Costs of code come from three actions. Adding features costs, fixing bugs costs, and understanding costs. Adding features is an obvious source of code cost, and every time you want to expand a products abilities you're going to pay appropriately. Fixing bugs is both obvious and subtle. Where its obvious that you need to fix bugs you see, it can be very subtle when costs are added that you can't actually detect (more on this later). Understanding the code, to most minds, might be entire subtle and never obvious. New developers, existing developers moving to new areas, and users trying to understand the behavior emerging from the collection of code all need to understand these things and the most expensive to understand it the less likely they will.

I feel no need to expand on the cost of adding to a codebase. What will hit us are the subtle points. Bugs' cost explode against the subtle misunderstandings, leading to the conclusion that a lack of understanding the code is the single greatest source of increasing its cost. This is through the partial obvious needs to understand the code and the more subtle costs they add to being able to fix bugs, and even to properly expand the feature set. The problems manifest as the actual bugs in the software.

The sign of a bad codebase is a difficult to debug codebase.

Now we only need to know the causes of difficult debugging to know the signs of a bad codebase.

Does the codebase lack tests? No tests mean you can't be sure any change breaks more than you intended to fix. Locating the source of a problem is hugely expensive when you're manually verifying correctness, instead of via automated testing. There are fantastic techniques of binary debugging, narrowing a changeset range down to the extra change that introduced a bug. This is so expensive with manual testing that it might as well be impossible, while with tests its one of the greatest debugging tools you could ever have at your disposal: It can automatically tell you exactly what code caused your bug. It can debug for you, but only in a codebase that started out good.

Does the codebase lack documentation? If your understanding of the code comes mostly from trial and error or asking other developers, then you lack documentation or enough clear code to self-document. Every time you add a feature or fix a bug, you're debugging more than the code, but your understanding of how it functions. Clear code, concise comments, and good documentation let you focus on the breakage of the code, and not the breakage of your understanding of its design.

Does the codebase grow or shrink? We might think a growing codebase is a generally universally good sign, but its not so. A shrinking codebase can be a great sign. It means two things. Firstly, it means an increase in the quality when the amount of code reduces while maintaining or increasing the value (not to be confused with cost) of the code. For example, if you can make a function clearer but finding more concise ways of expressing the same ideas, you reduce how much code there is to understand to get the same job done. A shrinking codebase also tells you that the code is understandable enough to be refactored, which is a little deceptive. The better quality of your code, the easier it becomes to improve the quality even futher.

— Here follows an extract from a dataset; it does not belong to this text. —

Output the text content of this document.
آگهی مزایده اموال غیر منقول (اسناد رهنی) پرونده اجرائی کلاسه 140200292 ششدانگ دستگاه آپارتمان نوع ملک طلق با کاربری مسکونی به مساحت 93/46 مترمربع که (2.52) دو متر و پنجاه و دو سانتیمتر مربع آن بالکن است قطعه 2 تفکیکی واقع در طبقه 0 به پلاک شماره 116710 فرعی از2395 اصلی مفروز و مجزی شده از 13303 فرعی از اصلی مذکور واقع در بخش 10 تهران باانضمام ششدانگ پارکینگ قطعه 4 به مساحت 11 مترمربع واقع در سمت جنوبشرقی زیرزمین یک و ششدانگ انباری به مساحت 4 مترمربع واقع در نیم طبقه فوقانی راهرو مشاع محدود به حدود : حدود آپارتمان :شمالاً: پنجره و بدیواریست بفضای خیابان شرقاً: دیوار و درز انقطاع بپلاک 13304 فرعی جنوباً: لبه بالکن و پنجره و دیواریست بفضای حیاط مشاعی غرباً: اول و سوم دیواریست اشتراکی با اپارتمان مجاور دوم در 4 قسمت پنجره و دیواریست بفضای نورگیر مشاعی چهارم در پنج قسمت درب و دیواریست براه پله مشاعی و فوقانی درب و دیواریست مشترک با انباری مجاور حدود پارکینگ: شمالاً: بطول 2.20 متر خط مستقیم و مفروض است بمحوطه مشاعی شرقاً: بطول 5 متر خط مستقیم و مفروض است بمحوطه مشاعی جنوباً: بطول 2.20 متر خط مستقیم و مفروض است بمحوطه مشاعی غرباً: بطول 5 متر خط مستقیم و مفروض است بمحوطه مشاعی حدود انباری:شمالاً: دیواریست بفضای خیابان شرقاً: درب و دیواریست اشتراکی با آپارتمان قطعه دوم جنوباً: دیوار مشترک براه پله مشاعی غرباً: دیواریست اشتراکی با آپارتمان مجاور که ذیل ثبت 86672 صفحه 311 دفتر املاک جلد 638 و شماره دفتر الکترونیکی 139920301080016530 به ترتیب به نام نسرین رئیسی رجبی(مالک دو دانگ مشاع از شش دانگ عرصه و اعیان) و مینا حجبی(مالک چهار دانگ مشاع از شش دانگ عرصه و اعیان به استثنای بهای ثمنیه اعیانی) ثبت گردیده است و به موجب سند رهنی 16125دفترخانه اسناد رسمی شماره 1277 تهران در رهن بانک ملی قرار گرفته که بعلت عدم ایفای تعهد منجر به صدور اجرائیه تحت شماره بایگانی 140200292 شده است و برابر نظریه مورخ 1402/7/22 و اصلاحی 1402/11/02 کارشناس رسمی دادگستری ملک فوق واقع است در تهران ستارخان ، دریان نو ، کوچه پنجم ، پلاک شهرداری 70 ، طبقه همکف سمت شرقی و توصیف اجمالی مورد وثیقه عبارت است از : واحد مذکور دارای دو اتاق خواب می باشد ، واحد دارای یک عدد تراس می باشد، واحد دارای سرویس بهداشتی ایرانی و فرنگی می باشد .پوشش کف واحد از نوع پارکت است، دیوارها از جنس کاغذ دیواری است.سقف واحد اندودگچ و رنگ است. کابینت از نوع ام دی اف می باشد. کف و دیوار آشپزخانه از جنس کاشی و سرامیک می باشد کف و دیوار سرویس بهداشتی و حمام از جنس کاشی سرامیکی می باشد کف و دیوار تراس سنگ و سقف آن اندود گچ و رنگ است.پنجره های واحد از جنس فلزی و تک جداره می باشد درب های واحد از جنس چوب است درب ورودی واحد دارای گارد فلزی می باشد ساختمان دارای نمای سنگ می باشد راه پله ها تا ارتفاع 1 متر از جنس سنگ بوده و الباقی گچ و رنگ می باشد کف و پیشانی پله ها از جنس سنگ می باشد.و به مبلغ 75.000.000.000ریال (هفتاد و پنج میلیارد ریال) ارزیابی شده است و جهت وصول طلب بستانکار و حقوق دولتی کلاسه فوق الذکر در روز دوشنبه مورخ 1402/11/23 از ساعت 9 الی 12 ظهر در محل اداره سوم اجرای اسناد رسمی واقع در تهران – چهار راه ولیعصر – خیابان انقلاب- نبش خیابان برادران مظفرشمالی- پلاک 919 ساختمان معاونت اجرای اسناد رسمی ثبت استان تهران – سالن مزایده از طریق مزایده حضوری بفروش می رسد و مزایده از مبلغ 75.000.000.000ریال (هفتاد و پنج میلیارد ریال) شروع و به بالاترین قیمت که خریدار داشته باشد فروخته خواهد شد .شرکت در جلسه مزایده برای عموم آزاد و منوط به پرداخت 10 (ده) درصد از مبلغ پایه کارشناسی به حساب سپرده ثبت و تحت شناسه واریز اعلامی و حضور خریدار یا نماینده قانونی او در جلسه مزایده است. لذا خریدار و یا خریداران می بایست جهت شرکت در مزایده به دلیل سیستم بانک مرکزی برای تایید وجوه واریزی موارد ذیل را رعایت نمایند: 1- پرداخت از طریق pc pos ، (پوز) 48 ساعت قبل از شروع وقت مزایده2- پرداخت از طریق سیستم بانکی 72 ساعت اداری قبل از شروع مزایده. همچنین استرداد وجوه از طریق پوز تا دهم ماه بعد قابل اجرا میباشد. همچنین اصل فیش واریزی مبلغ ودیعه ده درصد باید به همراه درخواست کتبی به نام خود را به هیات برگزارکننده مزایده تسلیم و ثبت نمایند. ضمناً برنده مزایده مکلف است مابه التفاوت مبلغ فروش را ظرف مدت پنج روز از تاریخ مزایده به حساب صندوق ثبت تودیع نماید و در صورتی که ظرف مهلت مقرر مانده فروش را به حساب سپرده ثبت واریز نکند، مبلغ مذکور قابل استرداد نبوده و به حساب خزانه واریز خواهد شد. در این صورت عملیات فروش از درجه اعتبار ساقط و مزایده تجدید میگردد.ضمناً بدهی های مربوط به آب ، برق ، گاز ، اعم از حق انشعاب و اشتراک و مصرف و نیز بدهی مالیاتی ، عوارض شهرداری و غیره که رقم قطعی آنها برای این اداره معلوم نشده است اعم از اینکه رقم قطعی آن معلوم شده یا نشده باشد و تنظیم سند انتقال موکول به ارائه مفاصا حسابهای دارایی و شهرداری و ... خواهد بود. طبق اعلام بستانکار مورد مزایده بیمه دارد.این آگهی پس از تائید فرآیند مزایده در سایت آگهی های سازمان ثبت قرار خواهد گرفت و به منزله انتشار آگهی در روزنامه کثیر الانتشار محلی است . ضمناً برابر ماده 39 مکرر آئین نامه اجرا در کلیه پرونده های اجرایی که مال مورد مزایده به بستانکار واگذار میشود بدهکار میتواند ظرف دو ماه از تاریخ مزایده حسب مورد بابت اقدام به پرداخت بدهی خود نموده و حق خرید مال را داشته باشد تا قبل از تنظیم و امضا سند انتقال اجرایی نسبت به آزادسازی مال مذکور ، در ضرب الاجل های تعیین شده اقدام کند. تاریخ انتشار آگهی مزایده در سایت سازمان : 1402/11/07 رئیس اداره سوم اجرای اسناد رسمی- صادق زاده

Take this as a three point test. How do your current projects score?


Anonymous said…
This comment has been removed by a blog administrator.

Popular posts from this blog

CARDIAC: The Cardboard Computer

I am just so excited about this.

CARDIAC. The Cardboard Computer. How cool is that? This piece of history is amazing and better than that: it is extremely accessible. This fantastic design was built in 1969 by David Hagelbarger at Bell Labs to explain what computers were to those who would otherwise have no exposure to them. Miraculously, the CARDIAC (CARDboard Interactive Aid to Computation) was able to actually function as a slow and rudimentary computer. 
One of the most fascinating aspects of this gem is that at the time of its publication the scope it was able to demonstrate was actually useful in explaining what a computer was. Could you imagine trying to explain computers today with anything close to the CARDIAC?

It had 100 memory locations and only ten instructions. The memory held signed 3-digit numbers (-999 through 999) and instructions could be encoded such that the first digit was the instruction and the second two digits were the address of memory to operate on. The only re…

Interrupting Coders Isn’t So Bad

Here’s a hot take: disrupting coders isn’t all that bad.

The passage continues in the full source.